Walker also said from ICWD’s perspective, the proposal they made to Polk is not onerous on the county at all.

“The contract that the county revised certainly does not agree with that opinion,” Walker said. “Further, obviously there are others that believe the county’s revised version of the contract is bad for the county or at a minimum, they would like to see the county hire experts to evaluate the terms. By the ICWD hiring an expert and asking for an unbiased opinion, it is our hope that we may all learn things we did not know previously and I am including the ICWD in that statement.”

In response to a statement in the article that in 2009 Polk County was permitted to withdraw eight million gallons of water per day out of the lake and the proposed contract will allow ICWD to pull the maximum eight million gallons per day (MGD) from Lake Adger, Walker said that is incorrect.
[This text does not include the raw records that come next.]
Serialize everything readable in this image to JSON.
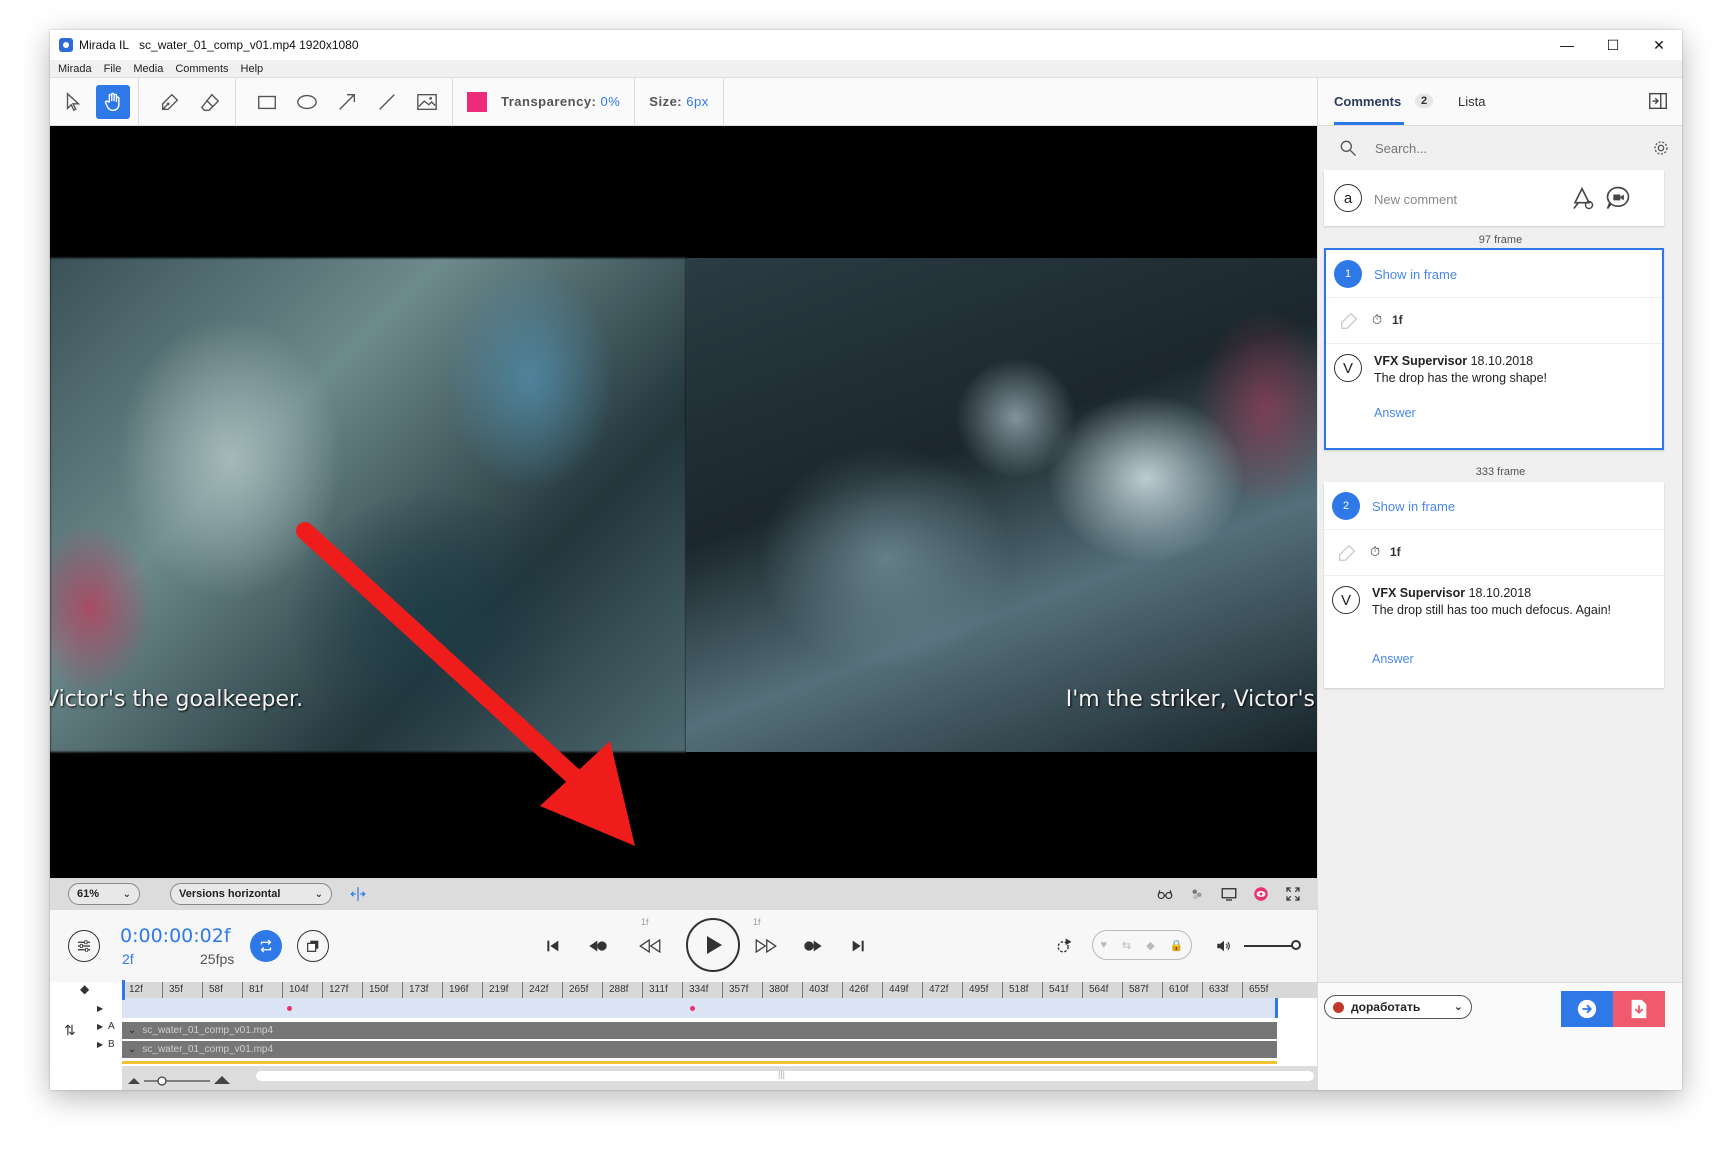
{
  "window": {
    "app_name": "Mirada IL",
    "file_title": "sc_water_01_comp_v01.mp4 1920x1080",
    "minimize": "—",
    "maximize": "☐",
    "close": "✕"
  },
  "menu": [
    "Mirada",
    "File",
    "Media",
    "Comments",
    "Help"
  ],
  "toolbar": {
    "color": "#ee2a7b",
    "transparency_label": "Transparency:",
    "transparency_value": "0%",
    "size_label": "Size:",
    "size_value": "6px"
  },
  "viewer": {
    "subtitle_left": "Victor's the goalkeeper.",
    "subtitle_right": "I'm the striker, Victor's"
  },
  "view_bar": {
    "zoom": "61%",
    "layout": "Versions horizontal"
  },
  "transport": {
    "timecode": "0:00:00:02f",
    "frame": "2f",
    "fps": "25fps",
    "step_back_label": "1f",
    "step_fwd_label": "1f"
  },
  "timeline": {
    "ticks": [
      "12f",
      "35f",
      "58f",
      "81f",
      "104f",
      "127f",
      "150f",
      "173f",
      "196f",
      "219f",
      "242f",
      "265f",
      "288f",
      "311f",
      "334f",
      "357f",
      "380f",
      "403f",
      "426f",
      "449f",
      "472f",
      "495f",
      "518f",
      "541f",
      "564f",
      "587f",
      "610f",
      "633f",
      "655f"
    ],
    "track_a": "sc_water_01_comp_v01.mp4",
    "track_b": "sc_water_01_comp_v01.mp4",
    "track_a_label": "A",
    "track_b_label": "B",
    "scroll_grip": "|||"
  },
  "comments_panel": {
    "tab_comments": "Comments",
    "count": "2",
    "tab_list": "Lista",
    "search_placeholder": "Search...",
    "new_comment_avatar": "a",
    "new_comment_placeholder": "New comment",
    "comments": [
      {
        "frame_label": "97 frame",
        "number": "1",
        "show_in_frame": "Show in frame",
        "duration": "1f",
        "avatar": "V",
        "author": "VFX Supervisor",
        "date": "18.10.2018",
        "text": "The drop has the wrong shape!",
        "answer": "Answer"
      },
      {
        "frame_label": "333 frame",
        "number": "2",
        "show_in_frame": "Show in frame",
        "duration": "1f",
        "avatar": "V",
        "author": "VFX Supervisor",
        "date": "18.10.2018",
        "text": "The drop still has too much defocus. Again!",
        "answer": "Answer"
      }
    ],
    "status": "доработать"
  }
}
“Neither version of the contract states this,” Walker said. “Both contracts state that out of that eight MDG, ICWD would be able to utilize six MGD and the other two MGD would be reserved for Polk County to use however it sees fit,” said Walker. “The contracts also state that downstream of the dam, the ICWD could utilize another two MGD from the Green River. So, while the total allotment of ICWD is eight MGD, all eight would not be coming from Lake Adger.”

Walker also said out of that eight MGD allotted to ICWD from Lake Adger and the Green River, any amount needed for Polk customers would be made available as treated water from ICWD’s future treatment facility at the cost to produce water.

The beautiful part about this for the county is that not only will it not have the expense of building a treatment facility, on top of that, given the economies of scale, the treated water coming back to the county will be at a much lower expense than the county could ever otherwise hope for,” said Walker. “The ICWD has only proposed to utilize the excess water that the county will not need and even at that, it’s mostly about attempting to protect our customers, in both North and South Carolina in times of drought. It is with this knowledge that I find it ironic that those seemingly seeking to protect the county’s water are actually only protecting it from…themselves.”

Polk County revised the proposed contract over the summer and it now lies with ICWD. One of the main revisions the county made to the contract was to put the responsibility of maintaining Lake Adger’s dam with ICWD for the entire 75-year term of the contract.